One of them said another, mv Harambee, which was taken to the African Marine & General Engineering Company’s shipyard in January for repairs, was attracting a penalty of Sh10,000 a day as the government had not paid the required deposit.

“This amount will hit a million shillings soon if the funds are not released immediately,” the source said.

Acting KFS boss Bakari Gowa confirmed that mv Harambee, mv Nyayo and mv Likoni were in dire need of repairs and maintenance.

“Mv Harambee needs an engine replacement, while Kilindini, Kwale and Nyayo require an engine overhaul and generator replacement,” he said.


He said there was no time to effect repairs as the vessels operated round-the-clock.

Shipping and Maritime Affairs Principal Secretary Nancy Karigithu on Monday said the Transport ministry was aware of the problems.

“The ministry is doing all it can to deal with the problems at the Likoni Channel and last week we presented our budget to the National Assembly,” she said.

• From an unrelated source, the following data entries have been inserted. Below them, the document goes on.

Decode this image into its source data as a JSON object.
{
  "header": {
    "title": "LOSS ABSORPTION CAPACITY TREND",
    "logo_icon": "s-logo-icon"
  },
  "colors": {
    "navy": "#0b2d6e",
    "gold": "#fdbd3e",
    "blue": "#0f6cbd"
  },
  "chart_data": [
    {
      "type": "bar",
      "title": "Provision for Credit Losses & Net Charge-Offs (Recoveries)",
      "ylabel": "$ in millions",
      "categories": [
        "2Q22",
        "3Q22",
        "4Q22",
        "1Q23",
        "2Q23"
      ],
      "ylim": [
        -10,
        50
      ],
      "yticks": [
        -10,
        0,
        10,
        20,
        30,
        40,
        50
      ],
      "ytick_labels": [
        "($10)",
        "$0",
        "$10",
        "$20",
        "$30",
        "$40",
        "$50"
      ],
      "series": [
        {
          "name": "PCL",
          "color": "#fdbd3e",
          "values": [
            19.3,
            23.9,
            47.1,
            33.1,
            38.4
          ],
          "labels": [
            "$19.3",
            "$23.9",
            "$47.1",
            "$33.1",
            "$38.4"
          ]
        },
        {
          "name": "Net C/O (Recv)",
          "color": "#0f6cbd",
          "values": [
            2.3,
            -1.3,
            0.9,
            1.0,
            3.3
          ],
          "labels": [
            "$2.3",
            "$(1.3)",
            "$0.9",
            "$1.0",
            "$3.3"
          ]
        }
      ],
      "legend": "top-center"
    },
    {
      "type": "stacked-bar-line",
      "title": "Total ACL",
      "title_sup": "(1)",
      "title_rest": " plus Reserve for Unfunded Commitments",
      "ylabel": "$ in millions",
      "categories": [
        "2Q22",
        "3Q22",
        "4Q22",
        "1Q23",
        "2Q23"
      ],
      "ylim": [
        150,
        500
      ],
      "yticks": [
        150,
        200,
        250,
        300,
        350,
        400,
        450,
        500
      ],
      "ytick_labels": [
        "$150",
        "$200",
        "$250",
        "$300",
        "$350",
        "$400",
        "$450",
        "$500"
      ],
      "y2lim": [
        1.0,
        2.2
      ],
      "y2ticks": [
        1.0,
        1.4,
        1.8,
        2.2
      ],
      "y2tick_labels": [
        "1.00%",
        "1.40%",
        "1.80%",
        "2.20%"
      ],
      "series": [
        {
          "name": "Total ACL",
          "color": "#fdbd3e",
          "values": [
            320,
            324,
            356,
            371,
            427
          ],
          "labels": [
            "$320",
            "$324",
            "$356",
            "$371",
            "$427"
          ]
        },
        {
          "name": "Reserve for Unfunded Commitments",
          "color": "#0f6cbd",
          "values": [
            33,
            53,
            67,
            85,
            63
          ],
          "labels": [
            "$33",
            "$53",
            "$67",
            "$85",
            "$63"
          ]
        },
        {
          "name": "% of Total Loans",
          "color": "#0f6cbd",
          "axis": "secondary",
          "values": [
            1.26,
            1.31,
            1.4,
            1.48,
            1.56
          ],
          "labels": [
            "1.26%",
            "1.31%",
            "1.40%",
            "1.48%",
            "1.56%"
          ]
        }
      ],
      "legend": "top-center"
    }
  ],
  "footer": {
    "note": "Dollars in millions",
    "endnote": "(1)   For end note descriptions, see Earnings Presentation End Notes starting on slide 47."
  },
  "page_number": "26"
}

Recently, the Kenya Maritime Authority, which inspects the ferries as required by law, said it inspected the mv Nyayo and mv Likoni on December 22, and mv Kilindini and mv Kwale on December 23 last year.

It said the inspection did not reveal any major deficiencies, but only minor problems that were rectified.

At peak time, over 12,000 passengers cross the channel per hour, translating into 300,000 people and more than 6,000 motor vehicles daily. This figure is projected to reach 500,000 by 2018.

Average revenue collection from the island and mainland toll stations stands at Sh1.3 million daily except for Sundays and Mondays when it drops to about Sh1 million.

The government is also required to subsidise KFS with about Sh665 million annually for salaries and other expenditure.